When you’re doing one of the national dishes of Texas, you want to keep it traditional. But chefs also want to differentiate themselves. Williamson does it with his proprietary batter; Boomer Goodnight, original owner of Austin’s Hill’s Café, did it via his signature yellow gravy instead of the traditional white. Eliud Cardenas, kitchen manager, says the sauce, made with chicken stock, milk, pepper, and a roux, yields a richer, “country-style flavor.”

“You’ll never have it anywhere else but here,” says Cardenas, who says the hand-grilled, award-winning CFS has been made the same way since 1947. It’s grilled on a flat top, “never deep fried,” which seals in the meat’s juices.

What else is a Hills Café Texas signature? A dish that capitalizes on Texas game. But the Mexican White Wings at the Hills Café have a little secret: they’re not made of the namesake dove endemic to the South Texas valley, whose acquired taste hunters lust after. Cardenas says a bacon wrapped chicken breast with jalapeno is more palatable to more customers.

Other Traditions

Of course, Mexican isn’t the only regional influence, though it may be the greatest. Spanish, Native American and German influences also rear their heads in fusion and regional Texas cuisine.

Mark Schmidt of Marble Falls’s Café 909 in the Hill Country borrows a bit from all of these cultures while fastening his signature “rustic gourmet cuisine.”

“The Spanish were the indigenous people, from the original settlers from outside the area,” Schmidt says. “So we use more traditional Spanish ingredients, because they brought their flavors over—if you look at a lot of New Mexico cooking, it has roots more in Spain. So we got more back to the original roots.”

Schmidt takes regional cues for his cooking. Schmid uses different peppers for different dishes, as they do inside Mexico.

“You’ll use poblanos for one dish, then dry them and use them as anchos for another,” Schmidt says. His green chili sofrito, which he uses to top his 12 oz. ribeye, is also more interior Mexican than Tex-Mex.

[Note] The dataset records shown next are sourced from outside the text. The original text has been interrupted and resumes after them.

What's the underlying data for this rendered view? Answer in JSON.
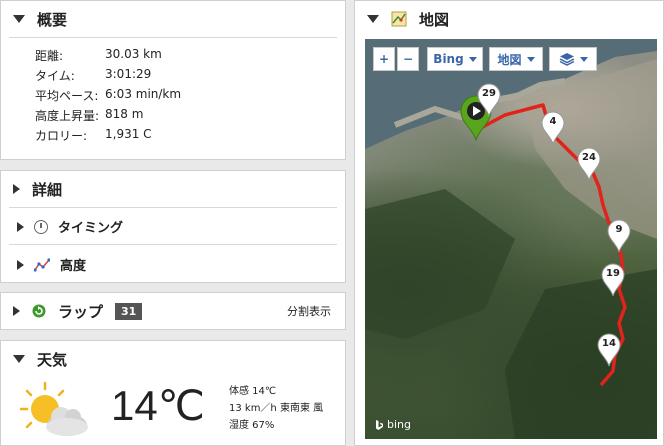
{
  "summary": {
    "title": "概要",
    "rows": [
      {
        "label": "距離:",
        "value": "30.03 km"
      },
      {
        "label": "タイム:",
        "value": "3:01:29"
      },
      {
        "label": "平均ペース:",
        "value": "6:03 min/km"
      },
      {
        "label": "高度上昇量:",
        "value": "818 m"
      },
      {
        "label": "カロリー:",
        "value": "1,931 C"
      }
    ]
  },
  "details": {
    "title": "詳細",
    "timing_label": "タイミング",
    "elevation_label": "高度"
  },
  "laps": {
    "title": "ラップ",
    "count": "31",
    "split_view_label": "分割表示"
  },
  "weather": {
    "title": "天気",
    "temperature": "14℃",
    "feels_like": "体感 14℃",
    "wind": "13 km／h 東南東 風",
    "humidity": "湿度 67%"
  },
  "map": {
    "title": "地図",
    "zoom_in": "+",
    "zoom_out": "−",
    "provider_button": "Bing",
    "type_button": "地図",
    "attribution": "bing",
    "markers": [
      "29",
      "4",
      "24",
      "9",
      "19",
      "14"
    ],
    "route_color": "#e0241c",
    "start_marker_color": "#5aa51e"
  }
}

“…Sofrito is the basis for [Spanish] rice and beans,” Schmidt says. “We start off with onions and garlic, and cook those in olive oil, then add chipotle, smoked paprika, fresh tomatoes and cilantro over the steak as a warm salsa cruda [‘raw sauce,’ like pico de gallo]. And instead of using it for the base of a rice and bean dish, we use it as a topping for our steak. And we serve it with Latin style pickled onion. Originally the onions were done in the Yucatan style, but I felt the achiote paste was a little strong.” So Schmid omitted that part, letting the balance of the meat and sofrito shine through.

“I wanted the regional influence with chilies, but also to cut through the richness of the fatty ribeye steak with the heat from the pepper and the acidity of the onion.”

The achiote shrub that Schmid mentioned is popular in Texan Latin fusion and interior Mexican cuisine. Its name derives from an Aztec language, suggesting American Indian cultivation. American and Mexican Indians have used the plant, also known as annatto seed, to tint their faces and clothing. The Spanish introduced the plant to Southeast Asia in the 17th century.

But with a name like Schmidt, Mark is almost bound to pay homage to another local culinary influence: German.

“Texas also had a large German immigration back in the 1800s, especially before the war,” Schmidt says. “Then between the two World Wars, there was a lot of German immigration, and they brought a lot of sausage making skills and charcuterie. I don’t want to do an overtly German dish; I’m not trying to do authentic German or Mexican food, I’m trying to use some of those ingredients. Because if you want authentic German food, you should go to an authentic German restaurant.”

Luckily, there are plenty in Texas. Many of them are concentrated in the areas of Fredericksburg and New Braunfels, where they settled in the mid-1800’s, according to Rudi Lechner, owner of Rudi Lechner’s Restaurant in Houston. Lechner, a native of Austria, says people drive hours to get his authentic German food.

But authentic German food can be closer to Texas staples than one may assume.

“When you trace the chicken fried steak back, it was a wiener schnitzel at one time,” Lechner says. “It was veal normally, and German-Americans found it easier to use beef. It was a little dry, so they put the gravy over it. There is a lot of crossover in these foods.”

So you see, with Texas food, it takes all kinds.